JobEventRdbStorage,作业事件数据库存储。
创建 JobEventRdbStorage 代码如下:
JobEventRdbStorage(final DataSource dataSource) throws SQLException {
this.dataSource = dataSource;
initTablesAndIndexes();
}
private void initTablesAndIndexes() throws SQLException {
try (Connection conn = dataSource.getConnection()) {
createJobExecutionTableAndIndexIfNeeded(conn);
createJobStatusTraceTableAndIndexIfNeeded(conn);
databaseType = DatabaseType.valueFrom(conn.getMetaData().getDatabaseProductName());
}
}
#createJobExecutionTableAndIndexIfNeeded(…)
创建 JOB_EXECUTION_LOG
表和索引。#createJobStatusTraceTableAndIndexIfNeeded(…)
创建 JOB_STATUS_TRACE_LOG
表和索引。存储 JobStatusTraceEvent 代码如下:
// JobEventRdbStorage.java
boolean addJobStatusTraceEvent(final JobStatusTraceEvent jobStatusTraceEvent) {
String originalTaskId = jobStatusTraceEvent.getOriginalTaskId();
if (State.TASK_STAGING != jobStatusTraceEvent.getState()) {
originalTaskId = getOriginalTaskId(jobStatusTraceEvent.getTaskId());
}
boolean result = false;
String sql = "INSERT INTO `" + TABLE_JOB_STATUS_TRACE_LOG + "` (`id`, `job_name`, `original_task_id`, `task_id`, `slave_id`, `source`, `execution_type`, `sharding_item`, "

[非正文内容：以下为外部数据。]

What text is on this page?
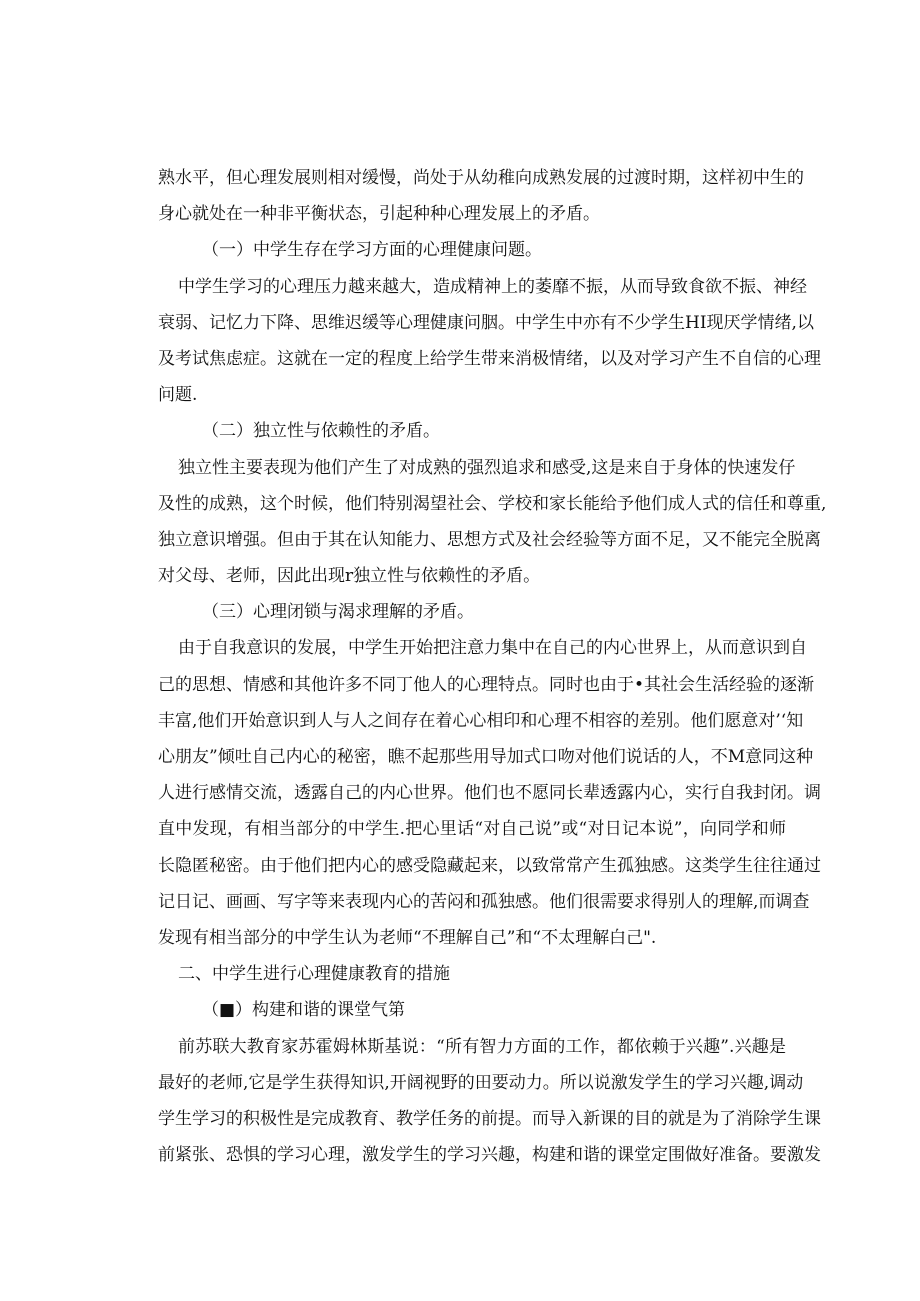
熟水平，但心理发展则相对缓慢，尚处于从幼稚向成熟发展的过渡时期，这样初中生的
身心就处在一种非平衡状态，引起种种心理发展上的矛盾。
（一）中学生存在学习方面的心理健康问题。
中学生学习的心理压力越来越大，造成精神上的萎靡不振，从而导致食欲不振、神经
衰弱、记忆力下降、思维迟缓等心理健康问胭。中学生中亦有不少学生HI现厌学情绪,以
及考试焦虑症。这就在一定的程度上给学生带来消极情绪，以及对学习产生不自信的心理
问题.
（二）独立性与依赖性的矛盾。
独立性主要表现为他们产生了对成熟的强烈追求和感受,这是来自于身体的快速发仔
及性的成熟，这个时候，他们特别渴望社会、学校和家长能给予他们成人式的信任和尊重,
独立意识增强。但由于其在认知能力、思想方式及社会经验等方面不足，又不能完全脱离
对父母、老师，因此出现r独立性与依赖性的矛盾。
（三）心理闭锁与渴求理解的矛盾。
由于自我意识的发展，中学生开始把注意力集中在自己的内心世界上，从而意识到自
己的思想、情感和其他许多不同丁他人的心理特点。同时也由于•其社会生活经验的逐渐
丰富,他们开始意识到人与人之间存在着心心相印和心理不相容的差别。他们愿意对’‘知
心朋友”倾吐自己内心的秘密，瞧不起那些用导加式口吻对他们说话的人，不M意同这种
人进行感情交流，透露自己的内心世界。他们也不愿同长辈透露内心，实行自我封闭。调
直中发现，有相当部分的中学生.把心里话“对自己说”或“对日记本说”，向同学和师
长隐匿秘密。由于他们把内心的感受隐藏起来，以致常常产生孤独感。这类学生往往通过
记日记、画画、写字等来表现内心的苦闷和孤独感。他们很需要求得别人的理解,而调查
发现有相当部分的中学生认为老师“不理解自己”和“不太理解白己".
二、中学生进行心理健康教育的措施
（■）构建和谐的课堂气第
前苏联大教育家苏霍姆林斯基说：“所有智力方面的工作，都依赖于兴趣”.兴趣是
最好的老师,它是学生获得知识,开阔视野的田要动力。所以说激发学生的学习兴趣,调动
学生学习的积极性是完成教育、教学任务的前提。而导入新课的目的就是为了消除学生课
前紧张、恐惧的学习心理，激发学生的学习兴趣，构建和谐的课堂定围做好准备。要激发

+ "`state`, `message`, `creation_time`) VALUES (?, ?, ?, ?, ?, ?, ?, ?, ?, ?, ?);";
// ... 省略你懂的代码
}
private String getOriginalTaskId(final String taskId) {
String sql = String.format("SELECT original_task_id FROM %s WHERE task_id = '%s' and state='%s'", TABLE_JOB_STATUS_TRACE_LOG, taskId, State.TASK_STAGING);
// ... 省略你懂的代码
return original_task_id;
}
originalTaskId
,原任务作业ID。存储 JobExecutionEvent 代码如下:
// JobEventRdbStorage.java
boolean addJobExecutionEvent(final JobExecutionEvent jobExecutionEvent) {
if (null == jobExecutionEvent.getCompleteTime()) { // 作业分片项执行开始
return insertJobExecutionEvent(jobExecutionEvent);
} else {
if (jobExecutionEvent.isSuccess()) { // 作业分片项执行完成(正常)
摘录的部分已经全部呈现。